The astounding fact to me is that Phi raised to higher and higher integer powers directly gives these numbers more and more accurately. Why does Phi raised to a very high number tend towards an integer boundary? I wonder if this is significant or useful.

I also noticed that Phi raised to higher powers tends toward integer results.. (i.e. mod1[phi^x} ==>0 as x==> infinity for all natural x). I wonder if there are any other non integers greater than 1 that have this property?

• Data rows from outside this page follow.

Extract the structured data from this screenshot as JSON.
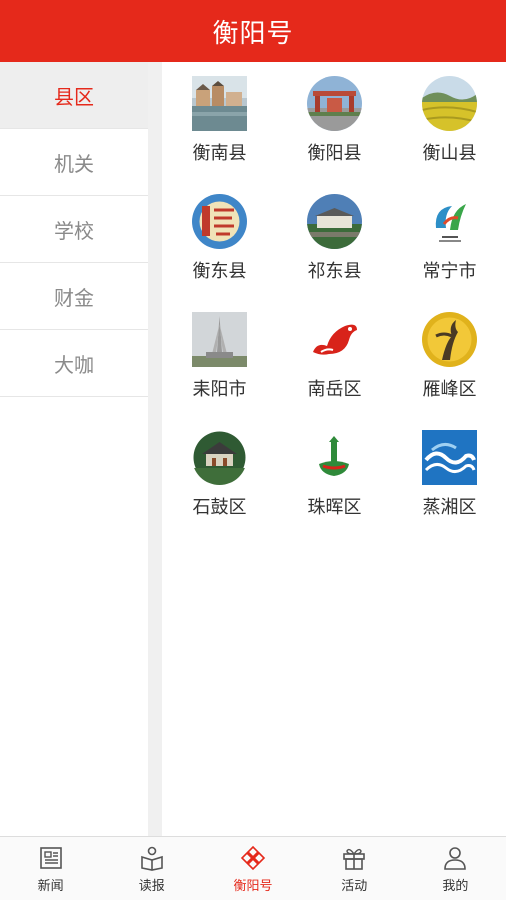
{
  "header": {
    "title": "衡阳号"
  },
  "sidebar": {
    "items": [
      {
        "label": "县区"
      },
      {
        "label": "机关"
      },
      {
        "label": "学校"
      },
      {
        "label": "财金"
      },
      {
        "label": "大咖"
      }
    ]
  },
  "grid": {
    "items": [
      {
        "label": "衡南县",
        "icon": "town-water-photo-icon"
      },
      {
        "label": "衡阳县",
        "icon": "gate-photo-icon"
      },
      {
        "label": "衡山县",
        "icon": "field-photo-icon"
      },
      {
        "label": "衡东县",
        "icon": "calligraphy-emblem-icon"
      },
      {
        "label": "祁东县",
        "icon": "building-photo-icon"
      },
      {
        "label": "常宁市",
        "icon": "changning-logo-icon"
      },
      {
        "label": "耒阳市",
        "icon": "monument-photo-icon"
      },
      {
        "label": "南岳区",
        "icon": "red-bird-logo-icon"
      },
      {
        "label": "雁峰区",
        "icon": "goose-emblem-icon"
      },
      {
        "label": "石鼓区",
        "icon": "pavilion-photo-icon"
      },
      {
        "label": "珠晖区",
        "icon": "tower-logo-icon"
      },
      {
        "label": "蒸湘区",
        "icon": "wave-logo-icon"
      }
    ]
  },
  "tabbar": {
    "items": [
      {
        "label": "新闻"
      },
      {
        "label": "读报"
      },
      {
        "label": "衡阳号"
      },
      {
        "label": "活动"
      },
      {
        "label": "我的"
      }
    ]
  },
  "colors": {
    "accent": "#e5291b",
    "text": "#333333",
    "muted": "#8a8a8a"
  }
}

Interesting question. If you do this in Excel or most calculators, numbers can appear to converge to an integer simply because most calculators are only accurate to 15 significant digits. Accordingly, any number with more than 15 digits is going to round to the nearest integer. I tested this at http://keisan.casio.com/calculator, an online calculator with up to 50 significant digits and the results for the powers of Phi still converged on integers. To do this yourself, enter (5^.5*.5+.5)^x where x is the integer exponent. Then (5^.5*.5+.5)^114 yields 667714778405043259651217.999999999999999999999999 and (5^.5*.5+.5)^118 is the first number to round at 50 places to integer 4576585175559979410668403.

Now the more interesting question: Can anyone prove whether Phi is unique in this property???

Yes, I can. More interesting to me is that almost all of you are just ‘scratching the surface’. The whole area is much more profound than you would imagine from reading these posts.

And that’s why there are more than one hundred other pages on the topic on this site!

The part where you add or subtract the reciprocal of powers of phi are related to the Lucas numbers

Where does the Phi^2=Phi+1 come from?? Would you mind explaining how you got this rule?

See the derivation at https://www.goldennumber.net/math/. It comes from the expression of the relationships that exist when dividing a line A into two segments B and C such that A = B + C, and A / B = B / C. Solving for A on both sides give us B + C = B²/C. Say that C is 1 so we can determine the relative dimensions of the line segments. Now we simply have this: B² = B + 1.

Phi^2=phi+1

Phi^3=2phi+1

Phi^4=3phi+2

Phi^5=5phi+3

Phi^6=8phi+5

….etc….

Here we can notice the Fibonacci sequence

Phi has this amazing property

Phi^2=phi+1

Phi^3=2phi+1

Phi^4=3phi+2

Phi^5=5phi+3

Phi^6=8phi+5

….etc….

Here we can notice the Fibonacci sequence

I know this thread is almost 2 years old, but…

If F(n) is the nth Fibonacci number, and we extend the Fibonacci numbers backwards to cover all n integers, then you can generalize this

Phi^n = F(n)Phi + F(n-1)

Using the Fibonacci rule of F(n) + F(n+1) = F(n+2) we get F(n) = F(n+2) – F(n+1)

This gives, …, -8, 5, -3, 2, -1, 1, 0, 1, 1, 2, 3, 5, 8, …

Using simple induction, you can show that this will hold for all n integers.

For example:

Phi^(-4) = (-3)Phi + 5

Also, take any two consecutive Fibonacci numbers, F(n-1) and F(n), and two corresponding powers of Phi, Phi^(n-1) and Phi^n, then

F(n-1)Phi^(n-1) + F(n)Phi^n = Phi^(2n – 1)

For example,

13Phi^7 + 21Phi^8 = Phi^15

Simply multiply the formula Phi^n = F(n)Phi + F(n-1) by Phi^(n-1) to get this result.

Interested in power of Phi values appearing to approach whole numbers. Would be appreciative of any information regarding this.